In particular, my focus was on two items: (1) the ability to access data stored in the cloud in Salesforce.com (in particular the AdvologixPM practice management system which is based on force.com) and (2) the ability to set up a “web store” to sell document assembly online.
Till recently, setting up such solutions has been expensive, both in terms of consulting and licensing costs. What I saw is nothing short of revolutionary. I saw the tools and the methods to allow cost-effective delivery of an e-commerce solution on the one-hand, and Saleforce.com integration on the other hand.

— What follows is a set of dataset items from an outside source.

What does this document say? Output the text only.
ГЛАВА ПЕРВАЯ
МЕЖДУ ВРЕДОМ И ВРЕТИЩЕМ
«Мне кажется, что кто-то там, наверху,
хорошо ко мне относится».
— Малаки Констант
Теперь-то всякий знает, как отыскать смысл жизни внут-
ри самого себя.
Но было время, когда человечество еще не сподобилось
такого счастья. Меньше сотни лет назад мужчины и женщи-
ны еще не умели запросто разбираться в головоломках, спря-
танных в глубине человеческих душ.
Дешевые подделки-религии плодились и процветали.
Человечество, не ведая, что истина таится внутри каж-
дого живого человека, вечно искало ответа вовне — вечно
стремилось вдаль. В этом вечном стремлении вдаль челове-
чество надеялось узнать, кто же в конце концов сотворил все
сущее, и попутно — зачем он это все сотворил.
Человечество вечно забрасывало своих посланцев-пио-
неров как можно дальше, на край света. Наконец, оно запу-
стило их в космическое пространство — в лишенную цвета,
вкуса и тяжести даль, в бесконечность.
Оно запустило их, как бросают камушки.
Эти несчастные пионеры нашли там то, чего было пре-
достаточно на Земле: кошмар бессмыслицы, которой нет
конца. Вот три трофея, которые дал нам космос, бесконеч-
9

The solution was elegant in both its implementation and its ease of use. The solutions do require some understanding of how to set up a “web store” as well as how to understand and configure “data sources”. What XpressDox delivers is a rapid development toolkit to make all this happen.
XpressDox has added “Saleforce.com” as a datasource option. There is a configuration wizard that allows you to designate multiple data-sources for a given set of templates. The module allows you to enter your Advologix Login, password and security token. You also define the data table, as well as the data query. Typically, you would use an “object ID” from Salesforce, and then pull in the data.
Because XpressDox is object oriented, you can access all fields or columns in a table by merely registering the table as a data source; there is no need to create equivalent variables in document assembly dictionary and then map them to the data source. Moreover, registered data-sources are drag-and-drop from a command editor.
The XpressDox server management tool has made real progress. It now supports drag-and-drop to upload templates, in fact whole libraries. It also support uploading document assembly configuration files letting the user define relative paths, output folders, storage of datasets and even upload databases and other data sources (e.g. excel files, CSV files and text files).
The system allows you to create a URL direct to a particular template. What this means is that a “web store”, on purchase can send the user a confirming e-mail with a URL (weblink) to the online document assembly template. The URL can be tied to a “one-time” key that lets the user do assemblies for a limited time (say 24 hours). Once assembled, the templates could send a notification with a copy of the assembled document to the attorney, and a confirmation email to the client/purchaser.
Coming Soon: We will soon be setting up a prototype of such a process on our website (xpressdox.bashasys.com) and our secure webstore (https://bashastore.com). The website will illustrate launching “free documents” such as a power of attorney, LLC agreement, healthcare proxy and promissory note. And the store will allow the user to purchase such documents for a nominal fee of $1. Such documents would be for illustration only to show the user how the process could work.